The Liberals’ support base was also in precipitous decline, with the rise of the Labour party.
Attempts by the ruling class to get together and resolve their disagreement failed. The two general elections in 1910 changed little, but there were also highly secret “Truce of God” meetings between senior Liberals, Tories and Carson to try and find agreement – on trade tariffs, the House of Lords and Home Rule.
As these talks collapsed, and fears of Civil War grew, the Liberal government became concerned about the loyalty of the British forces in Ireland. Many army officers had familial or financial connections to Ulster and shared the Protestant-supremacist and pro-Empire views of the Unionists.
A special cabinet committee was formed to investigate, and the Commander-in-Chief of the colonial forces Sir Arthur Paget informed of the Government’s concerns.
Paget then announced to the 70 officers stationed at the Curragh base that the Army would imminently be deployed to counter the UVF, going as far as to say that Ulster “would be in a blaze” in a matter of days. Officers with homes or property in Ulster were recused, while any others who refused were threatened with dismissal.

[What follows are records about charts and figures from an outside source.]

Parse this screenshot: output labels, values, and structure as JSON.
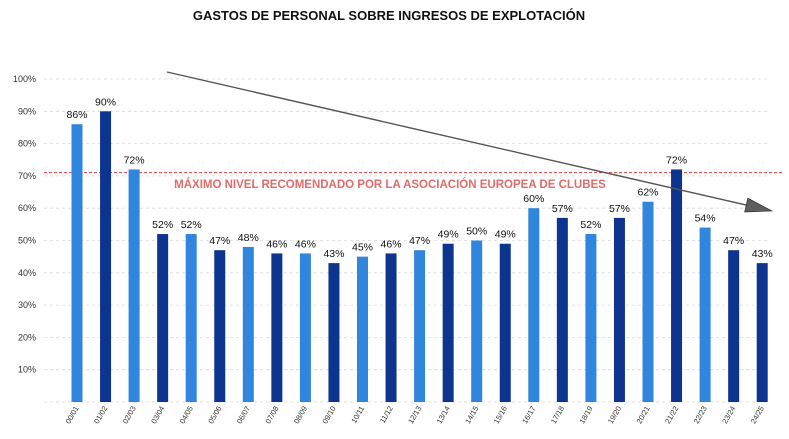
{
  "chart_data": {
    "type": "bar",
    "title": "GASTOS DE PERSONAL SOBRE INGRESOS DE EXPLOTACIÓN",
    "xlabel": "",
    "ylabel": "",
    "ylim": [
      0,
      100
    ],
    "y_ticks": [
      "",
      "10%",
      "20%",
      "30%",
      "40%",
      "50%",
      "60%",
      "70%",
      "80%",
      "90%",
      "100%"
    ],
    "grid": true,
    "categories": [
      "00/01",
      "01/02",
      "02/03",
      "03/04",
      "04/05",
      "05/06",
      "06/07",
      "07/08",
      "08/09",
      "09/10",
      "10/11",
      "11/12",
      "12/13",
      "13/14",
      "14/15",
      "15/16",
      "16/17",
      "17/18",
      "18/19",
      "19/20",
      "20/21",
      "21/22",
      "22/23",
      "23/24",
      "24/25"
    ],
    "values": [
      86,
      90,
      72,
      52,
      52,
      47,
      48,
      46,
      46,
      43,
      45,
      46,
      47,
      49,
      50,
      49,
      60,
      57,
      52,
      57,
      62,
      72,
      54,
      47,
      43
    ],
    "value_labels": [
      "86%",
      "90%",
      "72%",
      "52%",
      "52%",
      "47%",
      "48%",
      "46%",
      "46%",
      "43%",
      "45%",
      "46%",
      "47%",
      "49%",
      "50%",
      "49%",
      "60%",
      "57%",
      "52%",
      "57%",
      "62%",
      "72%",
      "54%",
      "47%",
      "43%"
    ],
    "bar_tones": [
      "light",
      "dark",
      "light",
      "dark",
      "light",
      "dark",
      "light",
      "dark",
      "light",
      "dark",
      "light",
      "dark",
      "light",
      "dark",
      "light",
      "dark",
      "light",
      "dark",
      "light",
      "dark",
      "light",
      "dark",
      "light",
      "dark",
      "dark"
    ],
    "reference_line": {
      "value": 71,
      "label": "MÁXIMO NIVEL RECOMENDADO POR LA ASOCIACIÓN EUROPEA DE CLUBES",
      "color": "#e0413e"
    },
    "trend_arrow": {
      "from": [
        0,
        100
      ],
      "to": [
        23,
        83
      ],
      "color": "#555555"
    },
    "colors": {
      "light": "#2f86dc",
      "dark": "#0d3590",
      "label_color": "#e26b6b"
    }
  }
}
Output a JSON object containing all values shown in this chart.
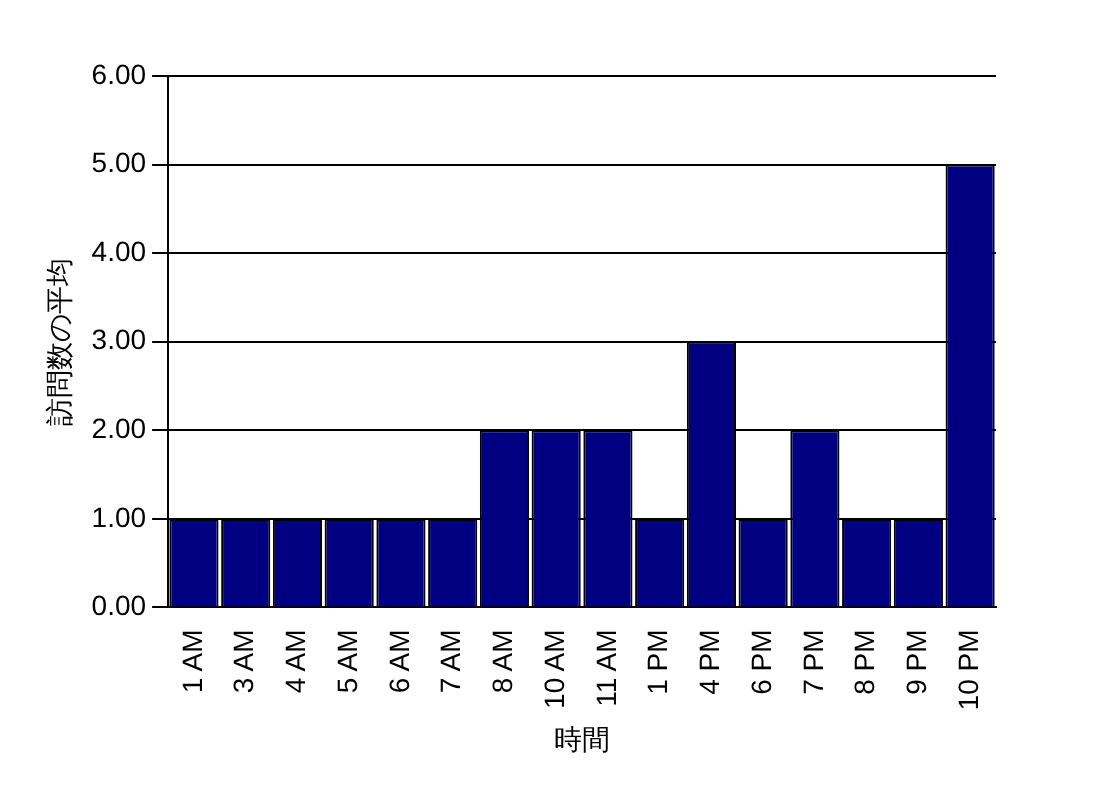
{
  "chart_data": {
    "type": "bar",
    "xlabel": "時間",
    "ylabel": "訪問数の平均",
    "categories": [
      "1 AM",
      "3 AM",
      "4 AM",
      "5 AM",
      "6 AM",
      "7 AM",
      "8 AM",
      "10 AM",
      "11 AM",
      "1 PM",
      "4 PM",
      "6 PM",
      "7 PM",
      "8 PM",
      "9 PM",
      "10 PM"
    ],
    "values": [
      1,
      1,
      1,
      1,
      1,
      1,
      2,
      2,
      2,
      1,
      3,
      1,
      2,
      1,
      1,
      5
    ],
    "color": "#000080",
    "ylim": [
      0,
      6
    ],
    "yticks": [
      {
        "value": 0,
        "label": "0.00"
      },
      {
        "value": 1,
        "label": "1.00"
      },
      {
        "value": 2,
        "label": "2.00"
      },
      {
        "value": 3,
        "label": "3.00"
      },
      {
        "value": 4,
        "label": "4.00"
      },
      {
        "value": 5,
        "label": "5.00"
      },
      {
        "value": 6,
        "label": "6.00"
      }
    ],
    "grid": "y"
  }
}
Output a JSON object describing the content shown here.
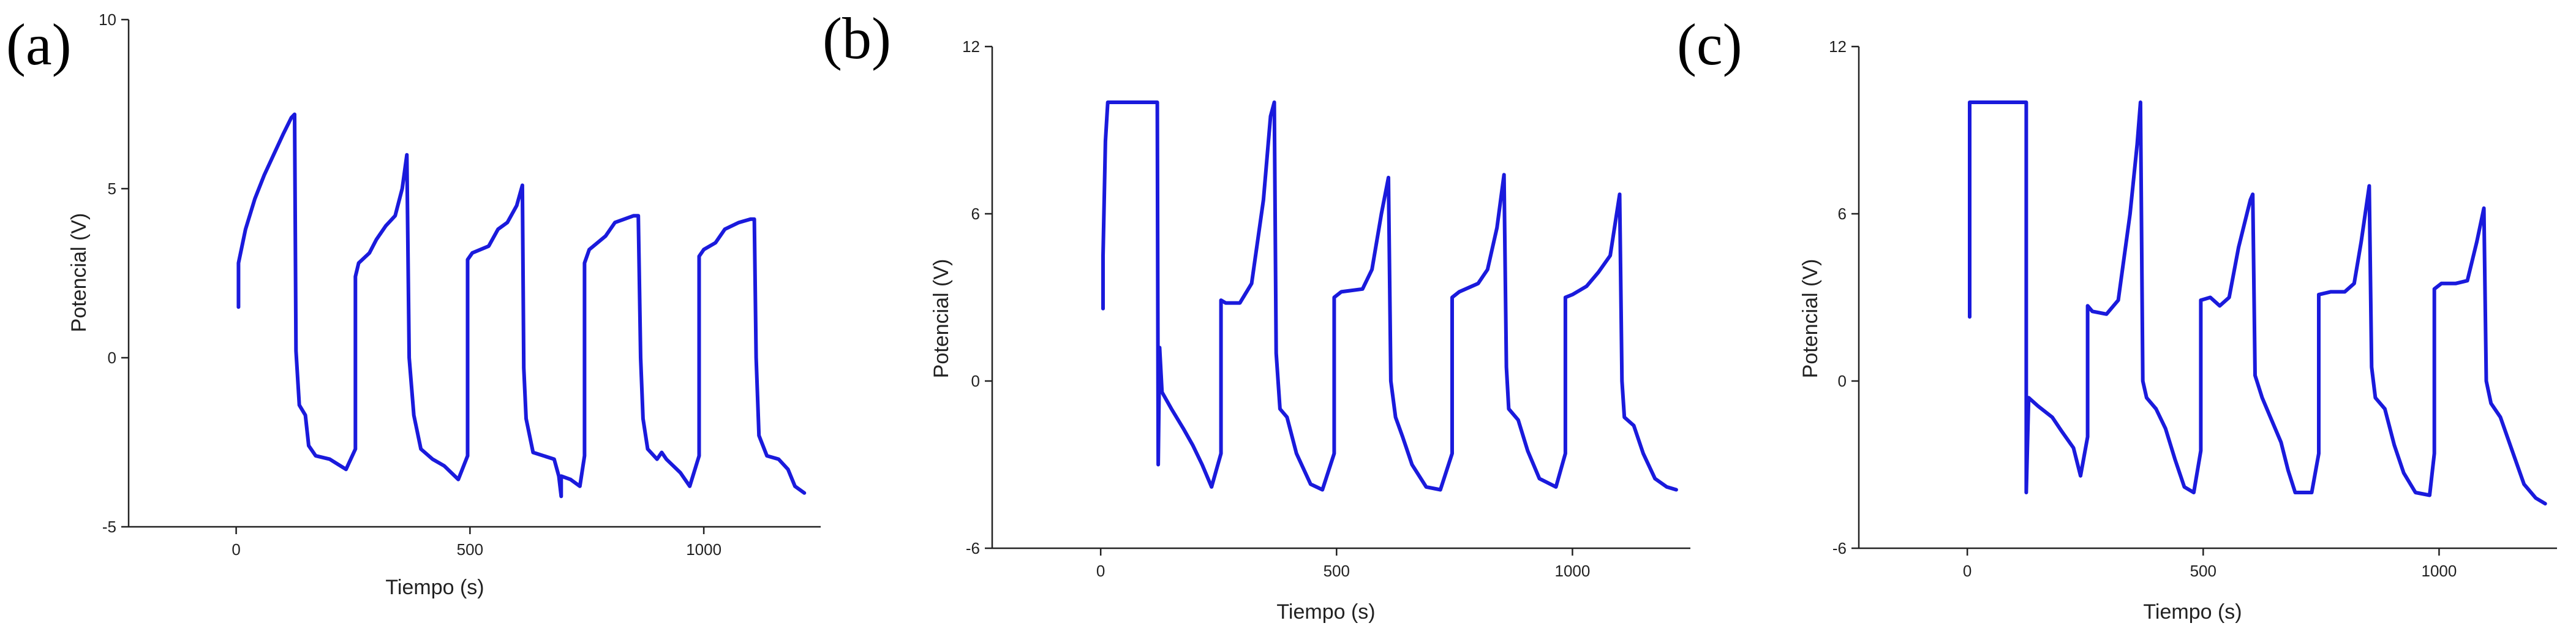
{
  "colors": {
    "series": "#1a1adc",
    "axis": "#222222"
  },
  "chart_data": [
    {
      "type": "line",
      "panel_label": "(a)",
      "xlabel": "Tiempo (s)",
      "ylabel": "Potencial (V)",
      "xlim": [
        -230,
        1250
      ],
      "ylim": [
        -5,
        10
      ],
      "xticks": [
        0,
        500,
        1000
      ],
      "xtick_labels": [
        "0",
        "500",
        "1000"
      ],
      "yticks": [
        -5,
        0,
        5,
        10
      ],
      "ytick_labels": [
        "-5",
        "0",
        "5",
        "10"
      ],
      "series": [
        {
          "points": [
            [
              5,
              1.5
            ],
            [
              5,
              2.8
            ],
            [
              20,
              3.8
            ],
            [
              40,
              4.7
            ],
            [
              60,
              5.4
            ],
            [
              80,
              6.0
            ],
            [
              100,
              6.6
            ],
            [
              118,
              7.1
            ],
            [
              125,
              7.2
            ],
            [
              128,
              0.2
            ],
            [
              135,
              -1.4
            ],
            [
              148,
              -1.7
            ],
            [
              155,
              -2.6
            ],
            [
              170,
              -2.9
            ],
            [
              200,
              -3.0
            ],
            [
              235,
              -3.3
            ],
            [
              255,
              -2.7
            ],
            [
              255,
              2.4
            ],
            [
              262,
              2.8
            ],
            [
              285,
              3.1
            ],
            [
              300,
              3.5
            ],
            [
              320,
              3.9
            ],
            [
              340,
              4.2
            ],
            [
              355,
              5.0
            ],
            [
              365,
              6.0
            ],
            [
              370,
              0.0
            ],
            [
              380,
              -1.7
            ],
            [
              395,
              -2.7
            ],
            [
              420,
              -3.0
            ],
            [
              445,
              -3.2
            ],
            [
              475,
              -3.6
            ],
            [
              495,
              -2.9
            ],
            [
              495,
              2.9
            ],
            [
              505,
              3.1
            ],
            [
              540,
              3.3
            ],
            [
              560,
              3.8
            ],
            [
              580,
              4.0
            ],
            [
              600,
              4.5
            ],
            [
              612,
              5.1
            ],
            [
              615,
              -0.3
            ],
            [
              620,
              -1.8
            ],
            [
              635,
              -2.8
            ],
            [
              680,
              -3.0
            ],
            [
              690,
              -3.5
            ],
            [
              695,
              -4.1
            ],
            [
              695,
              -3.5
            ],
            [
              715,
              -3.6
            ],
            [
              735,
              -3.8
            ],
            [
              745,
              -2.9
            ],
            [
              745,
              2.8
            ],
            [
              755,
              3.2
            ],
            [
              790,
              3.6
            ],
            [
              810,
              4.0
            ],
            [
              850,
              4.2
            ],
            [
              860,
              4.2
            ],
            [
              865,
              0.0
            ],
            [
              870,
              -1.8
            ],
            [
              880,
              -2.7
            ],
            [
              900,
              -3.0
            ],
            [
              910,
              -2.8
            ],
            [
              920,
              -3.0
            ],
            [
              950,
              -3.4
            ],
            [
              970,
              -3.8
            ],
            [
              990,
              -2.9
            ],
            [
              990,
              3.0
            ],
            [
              1000,
              3.2
            ],
            [
              1025,
              3.4
            ],
            [
              1045,
              3.8
            ],
            [
              1075,
              4.0
            ],
            [
              1100,
              4.1
            ],
            [
              1108,
              4.1
            ],
            [
              1112,
              0.0
            ],
            [
              1118,
              -2.3
            ],
            [
              1135,
              -2.9
            ],
            [
              1160,
              -3.0
            ],
            [
              1180,
              -3.3
            ],
            [
              1195,
              -3.8
            ],
            [
              1215,
              -4.0
            ]
          ]
        }
      ]
    },
    {
      "type": "line",
      "panel_label": "(b)",
      "xlabel": "Tiempo (s)",
      "ylabel": "Potencial (V)",
      "xlim": [
        -230,
        1250
      ],
      "ylim": [
        -6,
        12
      ],
      "xticks": [
        0,
        500,
        1000
      ],
      "xtick_labels": [
        "0",
        "500",
        "1000"
      ],
      "yticks": [
        -6,
        0,
        6,
        12
      ],
      "ytick_labels": [
        "-6",
        "0",
        "6",
        "12"
      ],
      "series": [
        {
          "points": [
            [
              5,
              2.6
            ],
            [
              5,
              4.5
            ],
            [
              10,
              8.6
            ],
            [
              15,
              10.0
            ],
            [
              120,
              10.0
            ],
            [
              122,
              -3.0
            ],
            [
              125,
              1.2
            ],
            [
              130,
              -0.4
            ],
            [
              150,
              -1.0
            ],
            [
              175,
              -1.7
            ],
            [
              195,
              -2.3
            ],
            [
              215,
              -3.0
            ],
            [
              235,
              -3.8
            ],
            [
              255,
              -2.6
            ],
            [
              255,
              2.9
            ],
            [
              265,
              2.8
            ],
            [
              295,
              2.8
            ],
            [
              320,
              3.5
            ],
            [
              345,
              6.5
            ],
            [
              360,
              9.5
            ],
            [
              368,
              10.0
            ],
            [
              372,
              1.0
            ],
            [
              380,
              -1.0
            ],
            [
              395,
              -1.3
            ],
            [
              415,
              -2.6
            ],
            [
              445,
              -3.7
            ],
            [
              470,
              -3.9
            ],
            [
              495,
              -2.6
            ],
            [
              495,
              3.0
            ],
            [
              510,
              3.2
            ],
            [
              555,
              3.3
            ],
            [
              575,
              4.0
            ],
            [
              595,
              6.0
            ],
            [
              610,
              7.3
            ],
            [
              615,
              0.0
            ],
            [
              625,
              -1.3
            ],
            [
              640,
              -2.0
            ],
            [
              660,
              -3.0
            ],
            [
              690,
              -3.8
            ],
            [
              720,
              -3.9
            ],
            [
              745,
              -2.6
            ],
            [
              745,
              3.0
            ],
            [
              760,
              3.2
            ],
            [
              800,
              3.5
            ],
            [
              820,
              4.0
            ],
            [
              840,
              5.5
            ],
            [
              855,
              7.4
            ],
            [
              860,
              0.5
            ],
            [
              865,
              -1.0
            ],
            [
              885,
              -1.4
            ],
            [
              905,
              -2.5
            ],
            [
              930,
              -3.5
            ],
            [
              965,
              -3.8
            ],
            [
              985,
              -2.6
            ],
            [
              985,
              3.0
            ],
            [
              1000,
              3.1
            ],
            [
              1030,
              3.4
            ],
            [
              1055,
              3.9
            ],
            [
              1080,
              4.5
            ],
            [
              1100,
              6.7
            ],
            [
              1105,
              0.0
            ],
            [
              1110,
              -1.3
            ],
            [
              1130,
              -1.6
            ],
            [
              1150,
              -2.6
            ],
            [
              1175,
              -3.5
            ],
            [
              1200,
              -3.8
            ],
            [
              1220,
              -3.9
            ]
          ]
        }
      ]
    },
    {
      "type": "line",
      "panel_label": "(c)",
      "xlabel": "Tiempo (s)",
      "ylabel": "Potencial (V)",
      "xlim": [
        -230,
        1250
      ],
      "ylim": [
        -6,
        12
      ],
      "xticks": [
        0,
        500,
        1000
      ],
      "xtick_labels": [
        "0",
        "500",
        "1000"
      ],
      "yticks": [
        -6,
        0,
        6,
        12
      ],
      "ytick_labels": [
        "-6",
        "0",
        "6",
        "12"
      ],
      "series": [
        {
          "points": [
            [
              5,
              2.3
            ],
            [
              5,
              10.0
            ],
            [
              125,
              10.0
            ],
            [
              125,
              -4.0
            ],
            [
              130,
              -0.6
            ],
            [
              150,
              -0.9
            ],
            [
              180,
              -1.3
            ],
            [
              200,
              -1.8
            ],
            [
              225,
              -2.4
            ],
            [
              240,
              -3.4
            ],
            [
              255,
              -2.0
            ],
            [
              255,
              2.7
            ],
            [
              265,
              2.5
            ],
            [
              295,
              2.4
            ],
            [
              320,
              2.9
            ],
            [
              345,
              6.0
            ],
            [
              360,
              8.5
            ],
            [
              367,
              10.0
            ],
            [
              372,
              0.0
            ],
            [
              380,
              -0.6
            ],
            [
              400,
              -1.0
            ],
            [
              420,
              -1.7
            ],
            [
              440,
              -2.8
            ],
            [
              460,
              -3.8
            ],
            [
              480,
              -4.0
            ],
            [
              495,
              -2.5
            ],
            [
              495,
              2.9
            ],
            [
              515,
              3.0
            ],
            [
              535,
              2.7
            ],
            [
              555,
              3.0
            ],
            [
              575,
              4.8
            ],
            [
              600,
              6.5
            ],
            [
              605,
              6.7
            ],
            [
              610,
              0.2
            ],
            [
              625,
              -0.6
            ],
            [
              640,
              -1.2
            ],
            [
              665,
              -2.2
            ],
            [
              680,
              -3.2
            ],
            [
              695,
              -4.0
            ],
            [
              730,
              -4.0
            ],
            [
              745,
              -2.6
            ],
            [
              745,
              3.1
            ],
            [
              770,
              3.2
            ],
            [
              800,
              3.2
            ],
            [
              820,
              3.5
            ],
            [
              835,
              5.0
            ],
            [
              852,
              7.0
            ],
            [
              857,
              0.5
            ],
            [
              865,
              -0.6
            ],
            [
              885,
              -1.0
            ],
            [
              905,
              -2.3
            ],
            [
              925,
              -3.3
            ],
            [
              950,
              -4.0
            ],
            [
              980,
              -4.1
            ],
            [
              990,
              -2.6
            ],
            [
              990,
              3.3
            ],
            [
              1005,
              3.5
            ],
            [
              1035,
              3.5
            ],
            [
              1060,
              3.6
            ],
            [
              1080,
              5.0
            ],
            [
              1095,
              6.2
            ],
            [
              1100,
              0.0
            ],
            [
              1110,
              -0.8
            ],
            [
              1130,
              -1.3
            ],
            [
              1155,
              -2.5
            ],
            [
              1180,
              -3.7
            ],
            [
              1205,
              -4.2
            ],
            [
              1225,
              -4.4
            ]
          ]
        }
      ]
    }
  ]
}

In response to this, the mutiny took place: 57 of the officers said they would refuse to fight the UVF and tendered their resignations. It is unclear if any such attack was ever really planned, or Paget spoke out of turn, as following the media furore over the ‘Curragh Incident’ the Liberal government denied everything.
At the time the Irish Marxist James Connolly was sceptical of the incident, believing the ‘mutiny’ was deliberately provoked in order to force the Government to concede to Ulster’s demand for exemption from Home Rule. In any case, this is what happened: a temporary exemption for Ulster was included in the final Home Rule Bill.
The ‘Irish Question’ was not resolved by exemption, however; what would later become the partition of Ireland that survives to this day. The Home Rule crisis was cut across by the First World War, forcing the ruling class together in ‘national unity’. Even the Irish bourgeois nationalists went along with this, allowing the implementation of the Home Rule Bill to be delayed until after the war.
Home Rule would never come to pass however, and after 1916 Ireland would enter a revolutionary period.